In one of her latest work Insomnia I (2025), where a twisted view of the city floats before a window of light, Xin commented on the alienation of metropolitan life. The photograph conjures a real yet surreal and detached location, gesturing towards a sense of placelessness——an anonymous space of in transit, as described by Marc Auge’s.

The eccentric line ‘where to look under this temporary roof’ is threaded between the layers. Such text recurs across her work as either a narrative, a critique or a confession, offering a glimpse into Xin’s method of working where writing and making feed into one another.

As is looking through a window, Insomnia I articulates urban alienation while opening a space for self-reflection and recognition.

The Gentle Aching of Home

While she remains critical towards the definition of home, Xin’s tender telling of memory and trauma surfaces in Growing Pain(2025) and Of Eros of Dust(2023).

Growing Pain, 2025 UV print on tissue paper, 10×5 cm (individual)

In Growing Pain(2025), columns of brick-like cubics carry grids, stains and handwriting, weightlessly floating and cut into the air. The papery material mimics the shape of the actual brick yet poetically contradicts its concrete heaviness that suggests vulnerability of body. Set against an actual brick wall, the doubling of the image and the object is deliberate: the actual structure and its representation occupy the same visual space but never quite meet.

Deeply personal, Growing pain dirssects into the East-Asian family value and its emphasis on  discipline and self-scarifice——what is being socially produced? Carried by metaphor of ‘brick as body’, the work earns its clarity through an well restraint argument on modern alienation, and the desire to rebuild otherwise.

Of Eros of Dust, 2023
Mix medium, variable size

Originally presented as a half-burned tent on a pile of charred wood and ash, with a flaming red print telling a personal story of love and destruction, Of Eros of Dust(2023) took on a new life in the garden of a traditional hanok in Seoul, installed for the exhibition The Stone We Hold curated by 13B Gallery.
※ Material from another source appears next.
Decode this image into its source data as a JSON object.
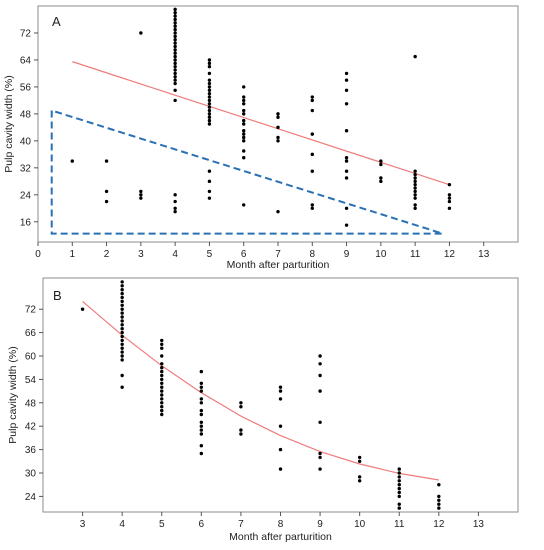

“ Me and Sangwon and Eunwoo (founders and curators of 13B)  spent so much time discussing what’s the best way to install the work over email. We all agreed that we wanted it to evolve from the previous installation and interact with the new context,” Xin shares the story behind.
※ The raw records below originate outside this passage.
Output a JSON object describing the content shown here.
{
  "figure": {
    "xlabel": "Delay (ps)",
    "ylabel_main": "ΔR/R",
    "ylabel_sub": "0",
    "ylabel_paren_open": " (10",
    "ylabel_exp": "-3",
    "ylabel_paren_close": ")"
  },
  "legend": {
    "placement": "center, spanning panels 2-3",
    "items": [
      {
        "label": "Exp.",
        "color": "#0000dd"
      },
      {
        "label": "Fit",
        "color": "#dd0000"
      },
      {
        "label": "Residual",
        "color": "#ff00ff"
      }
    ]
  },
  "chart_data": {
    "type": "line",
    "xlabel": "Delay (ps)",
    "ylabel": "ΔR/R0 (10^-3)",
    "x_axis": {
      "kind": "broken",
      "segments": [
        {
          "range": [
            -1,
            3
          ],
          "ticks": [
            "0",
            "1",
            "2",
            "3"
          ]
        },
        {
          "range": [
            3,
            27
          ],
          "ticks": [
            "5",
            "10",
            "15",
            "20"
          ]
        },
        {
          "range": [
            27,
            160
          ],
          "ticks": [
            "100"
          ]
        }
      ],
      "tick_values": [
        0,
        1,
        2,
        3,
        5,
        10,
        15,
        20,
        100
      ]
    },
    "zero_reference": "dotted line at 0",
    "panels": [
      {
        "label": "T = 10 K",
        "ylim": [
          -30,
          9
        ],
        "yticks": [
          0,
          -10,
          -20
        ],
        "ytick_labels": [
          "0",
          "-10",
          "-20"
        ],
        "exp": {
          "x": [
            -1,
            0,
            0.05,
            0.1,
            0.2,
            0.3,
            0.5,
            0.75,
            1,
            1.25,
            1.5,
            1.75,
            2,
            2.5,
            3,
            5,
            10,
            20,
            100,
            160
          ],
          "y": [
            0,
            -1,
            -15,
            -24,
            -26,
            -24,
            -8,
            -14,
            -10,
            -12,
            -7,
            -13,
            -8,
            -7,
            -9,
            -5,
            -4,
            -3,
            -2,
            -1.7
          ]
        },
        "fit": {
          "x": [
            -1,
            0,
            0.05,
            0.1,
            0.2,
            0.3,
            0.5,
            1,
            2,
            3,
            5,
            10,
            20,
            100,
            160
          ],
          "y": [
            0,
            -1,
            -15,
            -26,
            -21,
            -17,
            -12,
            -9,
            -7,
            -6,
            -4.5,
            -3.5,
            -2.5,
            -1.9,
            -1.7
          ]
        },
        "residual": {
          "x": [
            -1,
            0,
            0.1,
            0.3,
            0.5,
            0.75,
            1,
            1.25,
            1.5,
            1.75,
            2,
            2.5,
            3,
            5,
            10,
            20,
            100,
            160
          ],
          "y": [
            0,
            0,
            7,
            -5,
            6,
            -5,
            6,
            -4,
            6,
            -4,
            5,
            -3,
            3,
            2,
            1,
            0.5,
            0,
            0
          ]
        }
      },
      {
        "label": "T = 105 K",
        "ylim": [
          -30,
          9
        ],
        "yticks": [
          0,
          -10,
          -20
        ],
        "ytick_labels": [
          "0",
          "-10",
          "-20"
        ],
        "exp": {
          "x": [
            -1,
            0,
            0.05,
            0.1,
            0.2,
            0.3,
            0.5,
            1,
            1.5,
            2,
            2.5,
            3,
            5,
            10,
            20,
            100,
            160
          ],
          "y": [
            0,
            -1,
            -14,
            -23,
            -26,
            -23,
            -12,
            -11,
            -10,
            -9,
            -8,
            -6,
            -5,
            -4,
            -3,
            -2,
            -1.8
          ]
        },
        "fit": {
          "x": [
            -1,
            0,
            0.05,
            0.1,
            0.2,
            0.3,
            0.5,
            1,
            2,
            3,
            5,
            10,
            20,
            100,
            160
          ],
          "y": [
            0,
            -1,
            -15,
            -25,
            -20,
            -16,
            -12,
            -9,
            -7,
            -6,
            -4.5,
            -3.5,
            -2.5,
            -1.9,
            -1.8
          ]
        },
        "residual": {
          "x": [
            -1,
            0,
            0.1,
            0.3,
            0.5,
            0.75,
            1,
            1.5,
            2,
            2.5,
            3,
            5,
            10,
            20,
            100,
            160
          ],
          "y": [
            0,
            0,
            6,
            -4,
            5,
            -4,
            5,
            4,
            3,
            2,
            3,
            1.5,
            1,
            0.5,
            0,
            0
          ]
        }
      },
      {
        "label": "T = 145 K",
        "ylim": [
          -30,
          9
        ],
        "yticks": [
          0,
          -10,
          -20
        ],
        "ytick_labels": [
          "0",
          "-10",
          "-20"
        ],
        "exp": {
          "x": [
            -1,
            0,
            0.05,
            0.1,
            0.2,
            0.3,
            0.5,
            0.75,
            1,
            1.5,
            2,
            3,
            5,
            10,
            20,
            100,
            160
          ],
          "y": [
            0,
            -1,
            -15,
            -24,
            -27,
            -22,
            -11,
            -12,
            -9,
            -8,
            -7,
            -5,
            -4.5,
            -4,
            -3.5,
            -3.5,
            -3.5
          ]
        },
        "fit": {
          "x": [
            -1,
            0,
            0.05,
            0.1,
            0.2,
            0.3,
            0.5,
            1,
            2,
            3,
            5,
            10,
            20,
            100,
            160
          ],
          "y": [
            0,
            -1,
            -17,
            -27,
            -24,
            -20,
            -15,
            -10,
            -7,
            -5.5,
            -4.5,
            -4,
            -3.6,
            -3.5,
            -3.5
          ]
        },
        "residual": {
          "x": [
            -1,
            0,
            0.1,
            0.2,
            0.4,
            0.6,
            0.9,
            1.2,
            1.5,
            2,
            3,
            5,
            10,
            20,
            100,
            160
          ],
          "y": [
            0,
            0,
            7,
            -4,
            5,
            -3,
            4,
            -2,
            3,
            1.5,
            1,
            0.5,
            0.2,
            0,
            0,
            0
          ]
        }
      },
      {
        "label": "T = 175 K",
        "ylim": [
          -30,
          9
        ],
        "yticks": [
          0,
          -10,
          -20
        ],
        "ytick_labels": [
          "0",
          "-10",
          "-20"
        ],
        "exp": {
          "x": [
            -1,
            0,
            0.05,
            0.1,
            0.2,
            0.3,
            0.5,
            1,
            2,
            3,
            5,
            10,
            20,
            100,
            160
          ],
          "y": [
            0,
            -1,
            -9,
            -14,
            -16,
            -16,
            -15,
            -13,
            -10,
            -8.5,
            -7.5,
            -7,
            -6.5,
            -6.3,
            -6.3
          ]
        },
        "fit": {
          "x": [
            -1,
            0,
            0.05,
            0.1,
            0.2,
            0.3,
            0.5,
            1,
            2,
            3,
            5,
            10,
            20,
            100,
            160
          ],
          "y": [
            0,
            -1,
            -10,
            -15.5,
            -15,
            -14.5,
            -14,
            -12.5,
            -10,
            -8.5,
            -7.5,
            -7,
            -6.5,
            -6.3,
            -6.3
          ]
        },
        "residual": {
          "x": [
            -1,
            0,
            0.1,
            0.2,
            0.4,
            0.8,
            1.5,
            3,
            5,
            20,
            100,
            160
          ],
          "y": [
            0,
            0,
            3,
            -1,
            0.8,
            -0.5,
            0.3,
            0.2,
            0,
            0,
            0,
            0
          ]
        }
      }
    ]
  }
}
It now sits quietly in the clearing, a log and the remnants of a bonfire at its side. Unlike its first appearance it expresses longing in a calmer yet firm manner, signaling an evolution in the artist’s own state.
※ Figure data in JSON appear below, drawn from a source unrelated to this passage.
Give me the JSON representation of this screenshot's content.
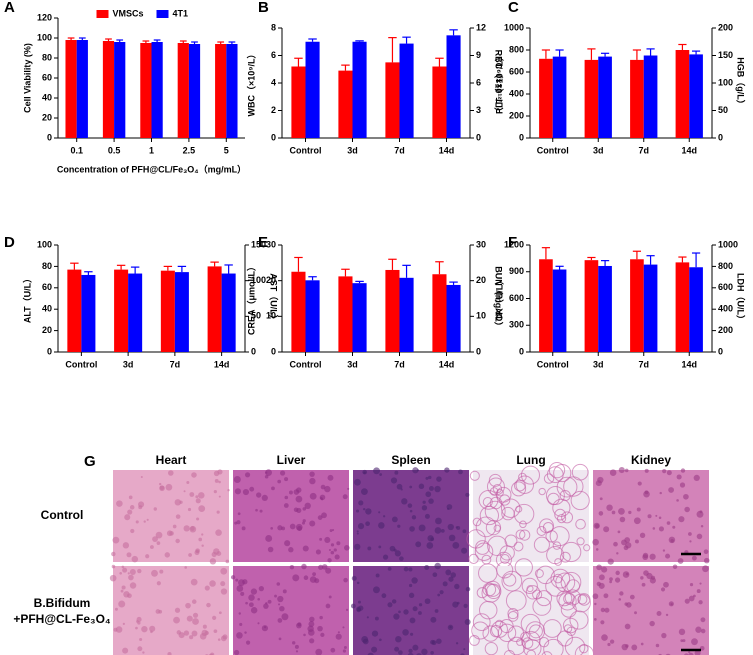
{
  "chart_data": [
    {
      "type": "bar",
      "panel": "A",
      "ylabel": "Cell Viability (%)",
      "xlabel": "Concentration of PFH@CL/Fe₃O₄（mg/mL）",
      "legend": "top",
      "categories": [
        "0.1",
        "0.5",
        "1",
        "2.5",
        "5"
      ],
      "series": [
        {
          "name": "VMSCs",
          "color": "#ff0000",
          "values": [
            98,
            97,
            95,
            95,
            94
          ],
          "errors": [
            2,
            2,
            2,
            2,
            2
          ]
        },
        {
          "name": "4T1",
          "color": "#0000ff",
          "values": [
            98,
            96,
            96,
            94,
            94
          ],
          "errors": [
            2,
            2,
            2,
            2,
            2
          ]
        }
      ],
      "ylim": [
        0,
        120
      ],
      "yticks": [
        0,
        20,
        40,
        60,
        80,
        100,
        120
      ]
    },
    {
      "type": "bar",
      "panel": "B",
      "ylabel": "WBC（×10⁹/L）",
      "y2label": "RBC（×10¹²/L）",
      "categories": [
        "Control",
        "3d",
        "7d",
        "14d"
      ],
      "series": [
        {
          "color": "#ff0000",
          "values": [
            5.2,
            4.9,
            5.5,
            5.2
          ],
          "errors": [
            0.6,
            0.4,
            1.8,
            0.6
          ]
        },
        {
          "color": "#0000ff",
          "axis": "y2",
          "values": [
            10.5,
            10.5,
            10.3,
            11.2
          ],
          "errors": [
            0.3,
            0.1,
            0.7,
            0.6
          ]
        }
      ],
      "ylim": [
        0,
        8
      ],
      "yticks": [
        0,
        2,
        4,
        6,
        8
      ],
      "y2lim": [
        0,
        12
      ],
      "y2ticks": [
        0,
        3,
        6,
        9,
        12
      ]
    },
    {
      "type": "bar",
      "panel": "C",
      "ylabel": "PLT（×10⁹/L）",
      "y2label": "HGB（g/L）",
      "categories": [
        "Control",
        "3d",
        "7d",
        "14d"
      ],
      "series": [
        {
          "color": "#ff0000",
          "values": [
            720,
            710,
            710,
            800
          ],
          "errors": [
            80,
            100,
            90,
            50
          ]
        },
        {
          "color": "#0000ff",
          "axis": "y2",
          "values": [
            148,
            148,
            150,
            152
          ],
          "errors": [
            12,
            6,
            12,
            6
          ]
        }
      ],
      "ylim": [
        0,
        1000
      ],
      "yticks": [
        0,
        200,
        400,
        600,
        800,
        1000
      ],
      "y2lim": [
        0,
        200
      ],
      "y2ticks": [
        0,
        50,
        100,
        150,
        200
      ]
    },
    {
      "type": "bar",
      "panel": "D",
      "ylabel": "ALT（U/L）",
      "y2label": "AST（U/L）",
      "categories": [
        "Control",
        "3d",
        "7d",
        "14d"
      ],
      "series": [
        {
          "color": "#ff0000",
          "values": [
            77,
            77,
            76,
            80
          ],
          "errors": [
            6,
            4,
            4,
            4
          ]
        },
        {
          "color": "#0000ff",
          "axis": "y2",
          "values": [
            108,
            110,
            112,
            110
          ],
          "errors": [
            4.5,
            9,
            8,
            12
          ]
        }
      ],
      "ylim": [
        0,
        100
      ],
      "yticks": [
        0,
        20,
        40,
        60,
        80,
        100
      ],
      "y2lim": [
        0,
        150
      ],
      "y2ticks": [
        0,
        50,
        100,
        150
      ]
    },
    {
      "type": "bar",
      "panel": "E",
      "ylabel": "CREA（μmol/L）",
      "y2label": "BUN（mg/dL）",
      "categories": [
        "Control",
        "3d",
        "7d",
        "14d"
      ],
      "series": [
        {
          "color": "#ff0000",
          "values": [
            22.5,
            21.2,
            23,
            21.8
          ],
          "errors": [
            4,
            2,
            3,
            3.5
          ]
        },
        {
          "color": "#0000ff",
          "axis": "y2",
          "values": [
            20.1,
            19.3,
            20.8,
            18.8
          ],
          "errors": [
            1,
            0.5,
            3.5,
            0.8
          ]
        }
      ],
      "ylim": [
        0,
        30
      ],
      "yticks": [
        0,
        10,
        20,
        30
      ],
      "y2lim": [
        0,
        30
      ],
      "y2ticks": [
        0,
        10,
        20,
        30
      ]
    },
    {
      "type": "bar",
      "panel": "F",
      "ylabel": "CK（U/L）",
      "y2label": "LDH（U/L）",
      "categories": [
        "Control",
        "3d",
        "7d",
        "14d"
      ],
      "series": [
        {
          "color": "#ff0000",
          "values": [
            1040,
            1030,
            1040,
            1005
          ],
          "errors": [
            130,
            30,
            90,
            60
          ]
        },
        {
          "color": "#0000ff",
          "axis": "y2",
          "values": [
            771,
            804,
            817,
            792
          ],
          "errors": [
            30,
            50,
            83,
            133
          ]
        }
      ],
      "ylim": [
        0,
        1200
      ],
      "yticks": [
        0,
        300,
        600,
        900,
        1200
      ],
      "y2lim": [
        0,
        1000
      ],
      "y2ticks": [
        0,
        200,
        400,
        600,
        800,
        1000
      ]
    }
  ],
  "histology": {
    "panel": "G",
    "columns": [
      "Heart",
      "Liver",
      "Spleen",
      "Lung",
      "Kidney"
    ],
    "rows": [
      [
        "Control"
      ],
      [
        "B.Bifidum",
        "+PFH@CL-Fe₃O₄"
      ]
    ]
  }
}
The piece takes on a different perspective on the relationship between self and origin when compared with Insomnia I, which expressed a need of stability, Of Eros of Dust suggests a nomadic and free-spirited view, and a active state of being on the road with no need of permanent structure.

Across the Borders, the Ongoing Quest

Xin’s resent body of work reflects a continuous quest for identity within the them of global migration. She says London has opened a new perspective for her to doubt and question, to search and conclude, while keeping the past in view. What emerges is her rebellion against received structure, articulated in a precise and poetic language, Xin reminded us of how can be call Home.